Predicting user actions is a challenging and important part of any online advertising business. The rarity of some user actions introduces problems of class skew, overfitting, and data censoring to modeling efforts. This presentation will delve into the business problem and walk through an example of fitting a predictive model to online advertising data provided by Maxpoint.
How much does exposure to online advertising influence a consumer to purchase a product? Predicting the behaviors of potential consumers is a challenging task in the online advertising business. These valuable user actions can be quite rare, and there may be a dearth of information available for modeling each user. Having an accurate model for prediction of user behaviors allows a business to minimize the cost of serving ads to users who would not be influenced by them while maximizing the occurrence of user actions for which the business gets paid.
In practice there may be a number of ways to model these behaviors and ensembling the results together may result in the best prediction. One useful model attempts to predict whether users who have previously visited a web site will return and make a purchase, if they are subsequently served an ad. This so called retargeting model can be modeled as a supervised classification problem with both time varying and time invariant features.

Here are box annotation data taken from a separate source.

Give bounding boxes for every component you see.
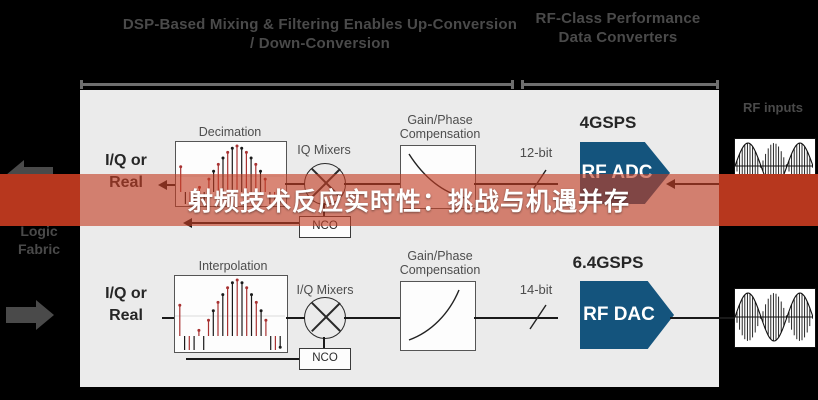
rx-mixer-label: IQ Mixers [283, 143, 365, 157]
bracket-right-bar [521, 83, 719, 86]
tx-bus-slash-icon [528, 303, 550, 331]
rx-comp-label: Gain/Phase Compensation [392, 113, 488, 142]
header-rf-class-performance: RF-Class Performance Data Converters [518, 10, 718, 48]
rx-rate-label: 4GSPS [556, 112, 660, 135]
tx-mixer-label: I/Q Mixers [283, 283, 367, 297]
header-dsp-mixing-filtering: DSP-Based Mixing & Filtering Enables Up-… [120, 16, 520, 54]
tx-nco-block: NCO [299, 348, 351, 370]
tx-mixer-out-wire [344, 317, 400, 319]
screenshot-root: DSP-Based Mixing & Filtering Enables Up-… [0, 0, 818, 400]
tx-io-label: I/Q or Real [96, 283, 156, 326]
interpolation-stem-plot [175, 276, 285, 350]
rf-output-waveform-icon [735, 289, 813, 345]
tx-rate-label: 6.4GSPS [548, 252, 668, 275]
rf-dac-label: RF DAC [583, 304, 671, 325]
tx-comp-curve-icon [401, 282, 473, 348]
rx-filter-label: Decimation [180, 125, 280, 139]
tx-comp-label: Gain/Phase Compensation [392, 249, 488, 278]
logic-fabric-label: Logic Fabric [2, 222, 76, 258]
overlay-banner: 射频技术反应实时性：挑战与机遇并存 [0, 174, 818, 226]
bracket-left [80, 80, 514, 89]
tx-filter-label: Interpolation [180, 259, 286, 273]
overlay-banner-text: 射频技术反应实时性：挑战与机遇并存 [188, 182, 630, 218]
tx-mixer-in-wire [286, 317, 305, 319]
bracket-left-bar [80, 83, 514, 86]
rx-bits-label: 12-bit [508, 146, 564, 161]
tx-bits-label: 14-bit [508, 283, 564, 298]
arrow-out-of-fabric-icon [6, 300, 54, 330]
bracket-right [521, 80, 719, 89]
tx-rf-output-wire [670, 317, 734, 319]
rf-inputs-label: RF inputs [736, 100, 810, 116]
bracket-right-cap-end [716, 80, 719, 89]
tx-mixer-icon [304, 297, 346, 339]
bracket-left-cap-end [511, 80, 514, 89]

This presentation will illustrate some of the concepts behind creating a retargeting model, using data provided by Maxpoint, from model conceptualization to deployment. Python and Jupyter notebooks provide an environment where prototypes can be rapidly implemented, evaluated, and iterated on. Powerful community libraries offer functionality to deal with problems like class skew, overfitting, and data censoring. The strong performance of the Python language and availability of a multiprocessing solution offer avenues for efficiently transitioning a prototype into a job that can be run at scale with minimal modification. Concepts and code will be presented in detail.